Biological carbon from organic material is stored in soils for long periods of time. Composting, as the future of remains processing, helps to decompose human waste and produces a biodegradable fertilizer for agricultural use. Unlike landfills, the human composting process releases little to no methane. When composting human remains, the microbes convert the body into soil.

In addition to the environmental benefits, human composting is also a way to protect the health of workers in the funeral industry. Some sources claim that it can reduce the amount of formaldehyde emitted by funeral homes.

The Future of Remains Processing Saves Space

Compost burials could one day be a legal option. This would allow family members to scatter the recomposed remains in a natural setting. The process can also provide a green alternative to traditional burial practices.

There’s no doubt that traditional burial and cremation have significant negative impacts on the environment. Typically, cremation releases 418 pounds of carbon dioxide, the equivalent to driving 470 miles. In addition, metals in the coffins aren’t biodegradable. Keeping your loved one’s remains in a permanent casket or vault could cost an additional thousand dollars.

Human composting, also known as “natural organic reduction,” is a growing trend and could be the future of remains processing. Using a technique similar to those used in agriculture, the process turns the remains of a human into nutrient-rich soil. The compost is then returned to the deceased’s loved ones.

Instead of having to visit a certain burial plot or cemetery, the family members can have the soil disbursed onto an area where rich, verdant life can grow.

While a number of religious groups and other organizations have voiced objections, many advocates are working to make compost burials a legally viable option. When cremation first become available and legal, there were also objections. But once people begin to see the benefits, it’s likely that human composition could be the future of remains processing. It is a new way to honor those who have passed away.

It Allows Remains to Be Scattered on Private Land

Human composting is the act of turning a person’s remains into soil. The process uses the same natural processes that garden composters use to transform food scraps into nutrient rich soil. This new alternative to burial or cremation as the future of remains processing allows for a more environmentally friendly end to life. It also allows for more options for the remaining loved ones. For example, a deceased person’s family can spread the soil in a favorite spot.

In addition to avoiding the land-use associated with burial or cremation, human composting also provides an eco-friendly and less expensive alternative. The process of human composting can save an estimated metric ton of carbon dioxide. Also, unlike burial, human composting allows for the scattering of soil on private or public lands with the consent of the owner.

Human Composting Is Becoming Legal in Many States

While composting isn’t a new idea, it has gained mainstream traction only recently. As the demand for such services grows, advocates hope that more states will follow suit and adopt this as the future of remains processing.

Some states are considering it as a possible alternative to conventional funeral practices. The human composting process has become legal in several states. Human composting is currently legal in seven states: Washington, Colorado, Vermont, New York, Delaware, Hawaii, and Oregon. In addition, legislation is being considered in other states.

Some advocates hope to see this process become more widespread.
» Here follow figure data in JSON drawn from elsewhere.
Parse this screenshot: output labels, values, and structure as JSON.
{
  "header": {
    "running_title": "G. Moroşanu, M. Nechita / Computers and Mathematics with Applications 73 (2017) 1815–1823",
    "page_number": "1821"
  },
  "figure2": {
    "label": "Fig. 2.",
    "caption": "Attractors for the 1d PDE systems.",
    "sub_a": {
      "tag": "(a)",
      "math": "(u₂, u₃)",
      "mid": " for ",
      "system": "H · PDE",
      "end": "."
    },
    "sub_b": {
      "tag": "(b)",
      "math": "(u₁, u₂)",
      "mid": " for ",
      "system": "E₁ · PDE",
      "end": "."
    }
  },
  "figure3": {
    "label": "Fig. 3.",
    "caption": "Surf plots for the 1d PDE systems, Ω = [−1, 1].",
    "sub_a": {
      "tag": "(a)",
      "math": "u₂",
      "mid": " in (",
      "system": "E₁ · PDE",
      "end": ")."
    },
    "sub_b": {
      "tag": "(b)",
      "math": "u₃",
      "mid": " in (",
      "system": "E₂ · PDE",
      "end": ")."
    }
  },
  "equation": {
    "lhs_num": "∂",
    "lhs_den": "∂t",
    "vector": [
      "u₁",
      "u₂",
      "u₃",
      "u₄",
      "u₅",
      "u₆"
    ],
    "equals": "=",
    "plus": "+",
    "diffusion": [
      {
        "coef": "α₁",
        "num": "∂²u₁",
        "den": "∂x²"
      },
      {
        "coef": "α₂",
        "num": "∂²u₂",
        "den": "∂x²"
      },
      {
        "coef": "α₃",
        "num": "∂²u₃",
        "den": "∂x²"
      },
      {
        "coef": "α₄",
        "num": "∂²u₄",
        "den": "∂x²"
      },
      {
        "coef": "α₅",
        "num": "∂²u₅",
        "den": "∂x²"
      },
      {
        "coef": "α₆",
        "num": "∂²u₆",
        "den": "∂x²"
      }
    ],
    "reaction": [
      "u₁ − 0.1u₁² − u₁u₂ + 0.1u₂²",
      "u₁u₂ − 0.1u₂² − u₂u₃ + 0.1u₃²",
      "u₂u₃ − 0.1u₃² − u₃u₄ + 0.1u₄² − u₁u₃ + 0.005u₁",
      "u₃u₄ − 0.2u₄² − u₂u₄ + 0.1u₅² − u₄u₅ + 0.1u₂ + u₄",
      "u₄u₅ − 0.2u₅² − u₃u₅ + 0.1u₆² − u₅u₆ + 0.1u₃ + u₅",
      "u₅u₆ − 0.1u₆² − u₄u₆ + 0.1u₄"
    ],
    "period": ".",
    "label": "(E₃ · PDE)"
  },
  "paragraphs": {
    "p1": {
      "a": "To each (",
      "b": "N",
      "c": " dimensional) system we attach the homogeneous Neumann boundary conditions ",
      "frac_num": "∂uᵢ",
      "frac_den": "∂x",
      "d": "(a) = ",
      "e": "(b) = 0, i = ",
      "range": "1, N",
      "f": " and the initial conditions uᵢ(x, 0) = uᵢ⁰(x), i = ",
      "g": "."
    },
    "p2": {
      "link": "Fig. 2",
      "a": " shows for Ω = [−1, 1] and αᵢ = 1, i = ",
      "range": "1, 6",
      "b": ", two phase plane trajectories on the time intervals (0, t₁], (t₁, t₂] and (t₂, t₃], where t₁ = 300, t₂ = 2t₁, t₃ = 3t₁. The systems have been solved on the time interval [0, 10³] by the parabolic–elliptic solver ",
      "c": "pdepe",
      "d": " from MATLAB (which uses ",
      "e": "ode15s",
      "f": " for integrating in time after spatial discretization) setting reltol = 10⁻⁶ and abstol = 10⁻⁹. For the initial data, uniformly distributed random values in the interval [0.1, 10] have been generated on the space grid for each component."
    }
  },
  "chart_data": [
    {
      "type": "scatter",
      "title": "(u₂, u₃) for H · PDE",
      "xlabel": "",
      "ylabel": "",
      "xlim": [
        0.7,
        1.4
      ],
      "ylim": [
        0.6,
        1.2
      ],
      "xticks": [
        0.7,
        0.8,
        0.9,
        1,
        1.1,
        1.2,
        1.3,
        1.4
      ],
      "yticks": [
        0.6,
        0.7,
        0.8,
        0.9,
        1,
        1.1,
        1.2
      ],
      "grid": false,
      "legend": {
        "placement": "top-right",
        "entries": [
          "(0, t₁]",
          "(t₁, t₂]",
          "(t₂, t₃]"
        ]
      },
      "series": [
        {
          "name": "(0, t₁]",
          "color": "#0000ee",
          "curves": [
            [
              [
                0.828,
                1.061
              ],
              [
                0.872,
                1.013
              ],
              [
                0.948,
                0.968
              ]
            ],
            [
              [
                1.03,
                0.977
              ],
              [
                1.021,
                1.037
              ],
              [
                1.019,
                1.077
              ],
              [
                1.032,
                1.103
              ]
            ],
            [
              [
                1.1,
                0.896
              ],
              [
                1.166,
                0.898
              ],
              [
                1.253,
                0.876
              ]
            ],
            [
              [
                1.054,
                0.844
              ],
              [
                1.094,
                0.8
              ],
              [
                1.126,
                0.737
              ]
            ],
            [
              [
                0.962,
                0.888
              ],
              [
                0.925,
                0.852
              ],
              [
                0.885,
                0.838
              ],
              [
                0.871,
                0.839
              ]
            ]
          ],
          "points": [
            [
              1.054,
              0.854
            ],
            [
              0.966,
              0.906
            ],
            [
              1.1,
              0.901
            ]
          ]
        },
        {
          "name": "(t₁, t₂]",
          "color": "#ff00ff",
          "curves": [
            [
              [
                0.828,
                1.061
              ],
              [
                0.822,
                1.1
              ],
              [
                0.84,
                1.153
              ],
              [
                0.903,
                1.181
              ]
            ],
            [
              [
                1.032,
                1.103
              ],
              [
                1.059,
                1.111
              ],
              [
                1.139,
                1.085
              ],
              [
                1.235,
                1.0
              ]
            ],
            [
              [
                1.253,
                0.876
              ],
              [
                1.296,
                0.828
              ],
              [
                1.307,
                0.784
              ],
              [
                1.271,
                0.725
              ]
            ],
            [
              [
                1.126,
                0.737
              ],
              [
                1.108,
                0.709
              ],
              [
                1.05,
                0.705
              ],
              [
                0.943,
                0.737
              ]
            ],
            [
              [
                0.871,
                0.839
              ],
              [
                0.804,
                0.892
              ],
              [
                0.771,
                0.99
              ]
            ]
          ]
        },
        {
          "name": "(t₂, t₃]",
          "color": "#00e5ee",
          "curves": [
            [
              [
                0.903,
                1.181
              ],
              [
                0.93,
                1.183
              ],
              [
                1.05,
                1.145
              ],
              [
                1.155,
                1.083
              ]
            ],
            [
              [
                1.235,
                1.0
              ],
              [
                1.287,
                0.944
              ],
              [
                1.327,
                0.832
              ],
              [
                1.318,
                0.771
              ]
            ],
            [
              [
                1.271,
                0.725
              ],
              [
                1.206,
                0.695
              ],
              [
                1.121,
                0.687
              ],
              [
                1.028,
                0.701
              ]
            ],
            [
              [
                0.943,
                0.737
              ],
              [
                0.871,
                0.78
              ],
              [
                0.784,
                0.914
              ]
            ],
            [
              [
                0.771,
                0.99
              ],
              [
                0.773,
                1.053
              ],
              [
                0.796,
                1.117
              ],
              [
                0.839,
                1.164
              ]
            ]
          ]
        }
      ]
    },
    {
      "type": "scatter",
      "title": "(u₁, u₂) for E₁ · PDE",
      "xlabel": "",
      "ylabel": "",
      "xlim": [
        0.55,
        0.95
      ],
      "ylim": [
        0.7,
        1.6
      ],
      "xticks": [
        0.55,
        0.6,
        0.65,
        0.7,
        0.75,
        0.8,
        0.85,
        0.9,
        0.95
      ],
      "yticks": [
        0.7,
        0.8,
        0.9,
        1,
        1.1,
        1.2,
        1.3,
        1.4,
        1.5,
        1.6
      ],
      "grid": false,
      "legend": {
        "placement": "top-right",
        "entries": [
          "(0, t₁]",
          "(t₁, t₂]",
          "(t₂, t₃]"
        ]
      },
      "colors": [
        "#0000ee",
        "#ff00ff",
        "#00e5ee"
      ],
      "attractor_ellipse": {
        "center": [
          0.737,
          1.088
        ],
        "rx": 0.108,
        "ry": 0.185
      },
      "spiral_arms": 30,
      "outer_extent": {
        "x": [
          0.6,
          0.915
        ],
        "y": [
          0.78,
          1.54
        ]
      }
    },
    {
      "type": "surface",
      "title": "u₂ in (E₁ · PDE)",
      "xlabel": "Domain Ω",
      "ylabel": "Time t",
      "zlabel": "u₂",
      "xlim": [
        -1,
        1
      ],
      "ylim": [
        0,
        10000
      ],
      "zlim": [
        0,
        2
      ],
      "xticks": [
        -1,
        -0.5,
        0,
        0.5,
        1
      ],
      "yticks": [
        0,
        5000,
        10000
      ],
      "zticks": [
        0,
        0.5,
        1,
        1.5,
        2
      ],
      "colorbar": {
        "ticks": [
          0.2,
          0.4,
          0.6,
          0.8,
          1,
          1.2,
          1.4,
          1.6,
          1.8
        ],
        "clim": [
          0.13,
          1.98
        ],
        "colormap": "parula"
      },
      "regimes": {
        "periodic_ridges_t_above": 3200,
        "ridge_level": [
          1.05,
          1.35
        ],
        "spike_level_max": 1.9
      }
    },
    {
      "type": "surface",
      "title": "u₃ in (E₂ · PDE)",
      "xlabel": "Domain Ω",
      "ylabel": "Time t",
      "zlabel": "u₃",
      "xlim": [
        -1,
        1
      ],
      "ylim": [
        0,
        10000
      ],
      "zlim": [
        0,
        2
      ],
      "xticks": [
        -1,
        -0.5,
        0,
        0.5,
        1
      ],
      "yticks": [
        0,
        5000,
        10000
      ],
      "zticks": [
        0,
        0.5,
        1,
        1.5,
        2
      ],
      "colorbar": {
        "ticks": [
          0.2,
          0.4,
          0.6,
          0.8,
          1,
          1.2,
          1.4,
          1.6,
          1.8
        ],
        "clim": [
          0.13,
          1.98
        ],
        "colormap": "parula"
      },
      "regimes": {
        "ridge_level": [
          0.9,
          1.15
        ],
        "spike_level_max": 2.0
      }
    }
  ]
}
A bill in California is slated to take effect in 2027. That bill has bipartisan support and will allow consumers to choose more options.

With the growing number of people who will die in the U.S. in the next few decades, there is a need for a cheaper, green alternative to cremation. Human composting is not only an honorable way to process human remains by giving back to the earth. It is also a practical way to help save precious land acreage and to bring carbon emissions back to reasonable levels. Human composting truly may be the future of remains processing.